Kostas Tsikrikas, president of the Confederation of Civil Servants trade union, said his organization would continue to battle against austerity. He said Greeks will continue to fight to overturn this unfair and dead-end policy that is destroying millions of jobs on a national and European level and is driving large swathes of society to poverty and destruction.

The Greek government is implementing a tough austerity policy spurred by its international lenders.

Spain, Greece struggle

The European Union and the International Monetary Fund have pledged 240 billion euros - or nearly $320 billion - to Greece since 2010. Greece remains mired in trouble, however, and now is in its sixth year of recession.

Alexis Tsipras, leader of the opposition party Syriza, joined Wednesday’s protest.
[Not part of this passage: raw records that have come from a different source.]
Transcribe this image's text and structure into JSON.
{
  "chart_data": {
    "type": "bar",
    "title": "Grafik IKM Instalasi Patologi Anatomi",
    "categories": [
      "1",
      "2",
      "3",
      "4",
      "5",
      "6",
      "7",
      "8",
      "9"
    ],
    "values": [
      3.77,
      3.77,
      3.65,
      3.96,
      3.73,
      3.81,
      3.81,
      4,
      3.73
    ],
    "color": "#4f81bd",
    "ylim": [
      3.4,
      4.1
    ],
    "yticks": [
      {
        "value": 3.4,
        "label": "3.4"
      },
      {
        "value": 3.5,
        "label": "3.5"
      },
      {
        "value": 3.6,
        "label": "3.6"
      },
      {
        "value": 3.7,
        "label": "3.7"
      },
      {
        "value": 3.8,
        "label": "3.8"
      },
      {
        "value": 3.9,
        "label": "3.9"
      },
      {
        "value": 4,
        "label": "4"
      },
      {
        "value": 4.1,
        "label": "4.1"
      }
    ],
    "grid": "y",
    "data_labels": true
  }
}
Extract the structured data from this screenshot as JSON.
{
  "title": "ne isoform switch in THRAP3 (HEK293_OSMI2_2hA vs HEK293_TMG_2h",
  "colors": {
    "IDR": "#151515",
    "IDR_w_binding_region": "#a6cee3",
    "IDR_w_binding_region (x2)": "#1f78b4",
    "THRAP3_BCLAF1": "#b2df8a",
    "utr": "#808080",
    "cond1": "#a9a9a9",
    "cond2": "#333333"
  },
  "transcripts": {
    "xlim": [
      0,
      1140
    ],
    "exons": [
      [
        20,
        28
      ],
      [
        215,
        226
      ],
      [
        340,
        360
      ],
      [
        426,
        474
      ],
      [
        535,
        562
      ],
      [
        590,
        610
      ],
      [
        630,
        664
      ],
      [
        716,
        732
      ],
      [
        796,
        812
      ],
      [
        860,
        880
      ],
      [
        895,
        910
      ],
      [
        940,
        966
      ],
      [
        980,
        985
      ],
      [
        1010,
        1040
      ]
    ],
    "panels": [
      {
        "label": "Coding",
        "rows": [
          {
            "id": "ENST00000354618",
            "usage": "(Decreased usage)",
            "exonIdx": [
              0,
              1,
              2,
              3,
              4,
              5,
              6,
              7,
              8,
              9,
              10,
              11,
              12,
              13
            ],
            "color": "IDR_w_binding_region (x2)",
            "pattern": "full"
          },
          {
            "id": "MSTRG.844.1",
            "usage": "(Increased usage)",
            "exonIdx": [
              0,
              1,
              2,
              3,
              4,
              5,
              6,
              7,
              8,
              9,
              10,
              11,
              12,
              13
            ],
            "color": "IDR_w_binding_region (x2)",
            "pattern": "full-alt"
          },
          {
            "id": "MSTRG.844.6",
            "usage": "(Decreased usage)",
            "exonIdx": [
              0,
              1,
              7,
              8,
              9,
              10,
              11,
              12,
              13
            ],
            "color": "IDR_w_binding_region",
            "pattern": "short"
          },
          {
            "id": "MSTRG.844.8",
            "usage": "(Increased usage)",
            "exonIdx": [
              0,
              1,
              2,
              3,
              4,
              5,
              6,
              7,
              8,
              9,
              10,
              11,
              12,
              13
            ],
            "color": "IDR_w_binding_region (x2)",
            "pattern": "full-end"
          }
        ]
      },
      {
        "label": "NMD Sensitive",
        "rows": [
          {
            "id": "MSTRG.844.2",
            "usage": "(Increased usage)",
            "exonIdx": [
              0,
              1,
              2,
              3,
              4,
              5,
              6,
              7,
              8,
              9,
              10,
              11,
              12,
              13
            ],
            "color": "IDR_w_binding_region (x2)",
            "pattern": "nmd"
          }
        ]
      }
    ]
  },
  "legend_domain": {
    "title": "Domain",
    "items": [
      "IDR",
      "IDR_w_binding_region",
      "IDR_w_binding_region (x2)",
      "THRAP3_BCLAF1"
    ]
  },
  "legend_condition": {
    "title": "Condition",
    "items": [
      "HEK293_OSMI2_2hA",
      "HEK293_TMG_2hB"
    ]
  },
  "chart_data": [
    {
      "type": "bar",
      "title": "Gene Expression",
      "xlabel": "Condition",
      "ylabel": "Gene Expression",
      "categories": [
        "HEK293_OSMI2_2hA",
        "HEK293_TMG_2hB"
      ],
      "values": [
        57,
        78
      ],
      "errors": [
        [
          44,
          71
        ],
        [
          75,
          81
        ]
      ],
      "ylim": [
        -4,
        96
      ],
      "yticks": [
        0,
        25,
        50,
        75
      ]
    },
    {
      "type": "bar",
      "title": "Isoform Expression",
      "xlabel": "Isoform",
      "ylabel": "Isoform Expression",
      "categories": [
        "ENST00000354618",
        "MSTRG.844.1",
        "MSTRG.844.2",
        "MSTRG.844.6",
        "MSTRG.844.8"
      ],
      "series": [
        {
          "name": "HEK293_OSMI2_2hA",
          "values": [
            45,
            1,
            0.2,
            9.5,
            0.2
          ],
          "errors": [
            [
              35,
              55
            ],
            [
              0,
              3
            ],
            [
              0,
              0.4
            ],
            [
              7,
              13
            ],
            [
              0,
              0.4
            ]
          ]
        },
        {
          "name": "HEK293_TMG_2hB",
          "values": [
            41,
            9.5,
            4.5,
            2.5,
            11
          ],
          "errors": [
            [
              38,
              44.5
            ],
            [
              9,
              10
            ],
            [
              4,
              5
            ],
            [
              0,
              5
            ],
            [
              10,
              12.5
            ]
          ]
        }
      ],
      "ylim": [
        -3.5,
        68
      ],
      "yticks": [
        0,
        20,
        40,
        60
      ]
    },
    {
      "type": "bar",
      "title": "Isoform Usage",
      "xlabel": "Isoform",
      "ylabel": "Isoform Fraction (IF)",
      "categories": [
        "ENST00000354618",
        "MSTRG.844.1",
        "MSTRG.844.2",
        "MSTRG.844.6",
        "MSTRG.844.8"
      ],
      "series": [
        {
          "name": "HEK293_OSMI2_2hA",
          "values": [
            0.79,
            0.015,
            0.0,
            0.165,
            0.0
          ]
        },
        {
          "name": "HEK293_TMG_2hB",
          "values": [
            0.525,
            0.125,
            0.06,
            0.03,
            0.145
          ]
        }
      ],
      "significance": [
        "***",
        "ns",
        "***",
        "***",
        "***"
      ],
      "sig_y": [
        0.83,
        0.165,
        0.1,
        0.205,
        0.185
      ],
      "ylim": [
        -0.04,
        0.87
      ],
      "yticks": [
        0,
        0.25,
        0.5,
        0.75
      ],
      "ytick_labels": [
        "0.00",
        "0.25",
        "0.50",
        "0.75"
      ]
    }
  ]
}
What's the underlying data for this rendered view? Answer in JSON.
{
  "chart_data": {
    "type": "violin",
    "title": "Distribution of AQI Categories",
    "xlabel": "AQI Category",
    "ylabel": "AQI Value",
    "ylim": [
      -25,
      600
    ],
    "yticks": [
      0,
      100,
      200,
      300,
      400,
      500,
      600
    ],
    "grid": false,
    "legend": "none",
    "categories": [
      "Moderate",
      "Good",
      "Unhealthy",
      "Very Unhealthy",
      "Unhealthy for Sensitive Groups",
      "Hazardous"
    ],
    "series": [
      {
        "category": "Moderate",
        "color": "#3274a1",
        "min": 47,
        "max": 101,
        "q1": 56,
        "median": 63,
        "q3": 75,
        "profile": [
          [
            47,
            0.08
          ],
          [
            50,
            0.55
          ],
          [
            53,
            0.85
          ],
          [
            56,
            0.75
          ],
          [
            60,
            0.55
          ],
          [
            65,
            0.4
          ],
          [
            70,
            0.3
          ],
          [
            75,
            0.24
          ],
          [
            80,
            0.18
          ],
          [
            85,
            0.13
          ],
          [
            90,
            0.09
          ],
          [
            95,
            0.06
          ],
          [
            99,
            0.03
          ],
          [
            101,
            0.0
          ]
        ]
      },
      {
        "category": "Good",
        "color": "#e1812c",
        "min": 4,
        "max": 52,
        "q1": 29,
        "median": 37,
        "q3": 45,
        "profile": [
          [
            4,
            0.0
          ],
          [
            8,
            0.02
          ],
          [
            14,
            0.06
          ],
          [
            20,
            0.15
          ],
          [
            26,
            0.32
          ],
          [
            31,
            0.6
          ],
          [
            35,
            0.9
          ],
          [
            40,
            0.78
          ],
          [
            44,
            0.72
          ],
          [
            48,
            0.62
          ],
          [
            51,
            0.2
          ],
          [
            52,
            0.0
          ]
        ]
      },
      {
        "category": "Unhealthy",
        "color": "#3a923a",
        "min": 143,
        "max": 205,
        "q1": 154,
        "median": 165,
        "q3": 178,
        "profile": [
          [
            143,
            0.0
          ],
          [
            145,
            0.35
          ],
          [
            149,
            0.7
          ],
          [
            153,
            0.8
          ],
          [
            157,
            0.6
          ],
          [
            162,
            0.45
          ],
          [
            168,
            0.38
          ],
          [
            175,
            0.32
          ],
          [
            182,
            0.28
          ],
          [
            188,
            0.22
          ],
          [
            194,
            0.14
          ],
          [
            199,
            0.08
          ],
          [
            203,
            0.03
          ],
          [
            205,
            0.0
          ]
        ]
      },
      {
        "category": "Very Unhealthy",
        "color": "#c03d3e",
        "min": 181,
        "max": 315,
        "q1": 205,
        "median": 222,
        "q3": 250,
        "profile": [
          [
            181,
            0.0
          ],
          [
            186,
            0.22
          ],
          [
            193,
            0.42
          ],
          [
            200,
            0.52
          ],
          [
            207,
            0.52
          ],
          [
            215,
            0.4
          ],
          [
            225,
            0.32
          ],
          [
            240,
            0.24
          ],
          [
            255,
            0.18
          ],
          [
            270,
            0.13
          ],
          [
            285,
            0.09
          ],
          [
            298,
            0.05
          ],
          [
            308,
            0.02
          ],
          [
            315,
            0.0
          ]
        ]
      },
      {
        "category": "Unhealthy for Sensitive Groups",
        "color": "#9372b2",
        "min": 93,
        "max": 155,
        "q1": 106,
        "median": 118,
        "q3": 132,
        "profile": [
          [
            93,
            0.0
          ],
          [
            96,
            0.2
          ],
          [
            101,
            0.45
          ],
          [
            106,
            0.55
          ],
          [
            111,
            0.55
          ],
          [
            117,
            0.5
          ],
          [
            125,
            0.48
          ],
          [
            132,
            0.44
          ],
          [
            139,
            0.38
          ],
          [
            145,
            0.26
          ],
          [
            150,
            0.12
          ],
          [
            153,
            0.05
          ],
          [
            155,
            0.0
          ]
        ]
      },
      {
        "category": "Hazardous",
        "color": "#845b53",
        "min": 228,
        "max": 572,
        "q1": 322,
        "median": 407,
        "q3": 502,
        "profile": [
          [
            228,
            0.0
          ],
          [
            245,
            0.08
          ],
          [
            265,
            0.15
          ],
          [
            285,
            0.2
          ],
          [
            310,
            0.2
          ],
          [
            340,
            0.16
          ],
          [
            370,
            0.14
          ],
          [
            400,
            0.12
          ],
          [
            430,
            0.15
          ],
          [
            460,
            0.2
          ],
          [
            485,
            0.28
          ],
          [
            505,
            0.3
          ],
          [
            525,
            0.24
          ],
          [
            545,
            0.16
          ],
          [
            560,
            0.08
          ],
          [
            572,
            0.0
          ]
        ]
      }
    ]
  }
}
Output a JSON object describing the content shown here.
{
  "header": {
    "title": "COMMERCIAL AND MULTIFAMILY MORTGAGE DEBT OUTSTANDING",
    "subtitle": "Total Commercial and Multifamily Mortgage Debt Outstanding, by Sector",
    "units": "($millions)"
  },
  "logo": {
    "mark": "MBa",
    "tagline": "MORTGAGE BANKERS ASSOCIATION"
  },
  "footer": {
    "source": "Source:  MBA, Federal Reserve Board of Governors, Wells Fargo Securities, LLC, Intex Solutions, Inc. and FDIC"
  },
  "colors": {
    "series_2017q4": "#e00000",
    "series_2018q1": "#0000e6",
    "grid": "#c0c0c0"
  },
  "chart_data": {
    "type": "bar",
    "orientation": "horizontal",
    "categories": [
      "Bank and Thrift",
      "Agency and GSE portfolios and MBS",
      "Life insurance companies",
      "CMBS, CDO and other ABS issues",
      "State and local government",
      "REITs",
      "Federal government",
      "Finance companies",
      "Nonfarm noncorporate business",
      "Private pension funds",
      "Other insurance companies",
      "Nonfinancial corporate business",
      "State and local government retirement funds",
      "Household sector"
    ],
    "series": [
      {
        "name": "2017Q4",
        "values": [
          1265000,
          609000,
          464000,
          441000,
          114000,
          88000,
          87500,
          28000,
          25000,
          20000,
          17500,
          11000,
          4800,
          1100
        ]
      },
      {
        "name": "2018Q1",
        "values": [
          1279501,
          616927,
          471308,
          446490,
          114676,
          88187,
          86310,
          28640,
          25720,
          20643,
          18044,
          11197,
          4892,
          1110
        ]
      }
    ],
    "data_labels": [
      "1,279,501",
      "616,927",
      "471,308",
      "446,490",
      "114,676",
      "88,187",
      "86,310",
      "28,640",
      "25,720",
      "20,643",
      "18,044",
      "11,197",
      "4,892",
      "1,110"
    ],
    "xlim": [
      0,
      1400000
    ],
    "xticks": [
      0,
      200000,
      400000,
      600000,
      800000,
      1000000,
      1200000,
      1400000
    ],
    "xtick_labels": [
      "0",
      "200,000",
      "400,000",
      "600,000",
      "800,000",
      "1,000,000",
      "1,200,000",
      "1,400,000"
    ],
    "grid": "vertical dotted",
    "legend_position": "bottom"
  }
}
He said the government had gone too far with its austerity measures, and that it is the workers on the frontline who will rebuild the Greek economy.

In Spain, the two largest trade unions urged workers and the unemployed to join over 80 demonstrations.

It was reported this week that Europe’s unemployment rate has reached an all-time high. Within the 17 countries that use the euro, 12.1 percent of the population, or 19.2 million people, now are unemployed.

In Greece and Spain, the numbers were highest - hovering at about one-quarter of the population in each country.